Papas Fritas writes:
"Reuters reports that Boeing has unveiled a smartphone that deletes all data and renders the device inoperable if there is any attempt to open its casing. 'The Boeing Black phone is manufactured as a sealed device both with epoxy around the casing and with screws, the heads of which are covered with tamper proof covering to identify attempted disassembly,' says a letter included in the FCC filing. 'Any attempt to break open the casing of the device would trigger functions that would delete the data and software contained within the device and make the device inoperable.' Boeing's Black phone will be sold primarily to government agencies and companies engaged in contractual activities with those agencies that are related to defense and homeland security. The device will be marketed and sold in a manner such that low level technical and operational information about the product will not be provided to the general public. 'We saw a need for our customers in a certain market space.' says Boeing spokeswoman Rebecca Yeamans."

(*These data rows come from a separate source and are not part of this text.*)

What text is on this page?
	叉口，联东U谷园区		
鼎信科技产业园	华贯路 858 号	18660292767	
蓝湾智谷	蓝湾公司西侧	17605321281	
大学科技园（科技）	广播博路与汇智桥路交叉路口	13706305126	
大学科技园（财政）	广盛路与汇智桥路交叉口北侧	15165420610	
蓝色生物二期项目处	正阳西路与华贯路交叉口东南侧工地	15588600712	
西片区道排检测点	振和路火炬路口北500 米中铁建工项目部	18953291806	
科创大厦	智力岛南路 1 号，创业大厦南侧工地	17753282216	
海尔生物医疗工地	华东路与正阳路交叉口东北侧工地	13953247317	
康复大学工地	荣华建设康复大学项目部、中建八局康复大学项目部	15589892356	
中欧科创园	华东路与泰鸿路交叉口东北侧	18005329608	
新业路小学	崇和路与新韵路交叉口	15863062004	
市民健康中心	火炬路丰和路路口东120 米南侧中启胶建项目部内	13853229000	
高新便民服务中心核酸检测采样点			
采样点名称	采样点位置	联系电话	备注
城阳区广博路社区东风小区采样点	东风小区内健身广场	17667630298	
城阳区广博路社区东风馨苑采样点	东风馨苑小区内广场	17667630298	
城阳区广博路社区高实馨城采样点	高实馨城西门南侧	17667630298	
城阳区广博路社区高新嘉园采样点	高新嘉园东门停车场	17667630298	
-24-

(Score: 4, Interesting) by frojack on Friday February 28 2014, @12:47AM
Hey Boeing, what about us?
The other thing this does is encrypt each outgoing voice stream with the target parties public key. (And decrypt voice streams coming in with with its own private key).
Meta-data (who called who) is still collectible if any part of the call goes over the commercial network. But The feds have their own net in many places.
Encrypted voice was always intended to be in the GSM spec. My old razor even had some settings for it buried in setup screens. However, the way they did it required the decryption and re-encryption at the towers, and nobody wanted to install that, and the feds put the whole issue to bed making encrypted calls illegal, unless the user does it himself.
No, you are mistaken. I've always had this sig.
(Score: 1) by swisskid on Friday February 28 2014, @12:56AM
Of course, you can only encrypt your metadata as long as your company/the government have the decryption key.
(Score: 3, Insightful) by frojack on Friday February 28 2014, @01:09AM
Well, you can't even encrypt it then, because calls have to travel on common carriers.
When you dial, each network along the route has to know where to send your call (what tower had that target phone last).
No, you are mistaken. I've always had this sig.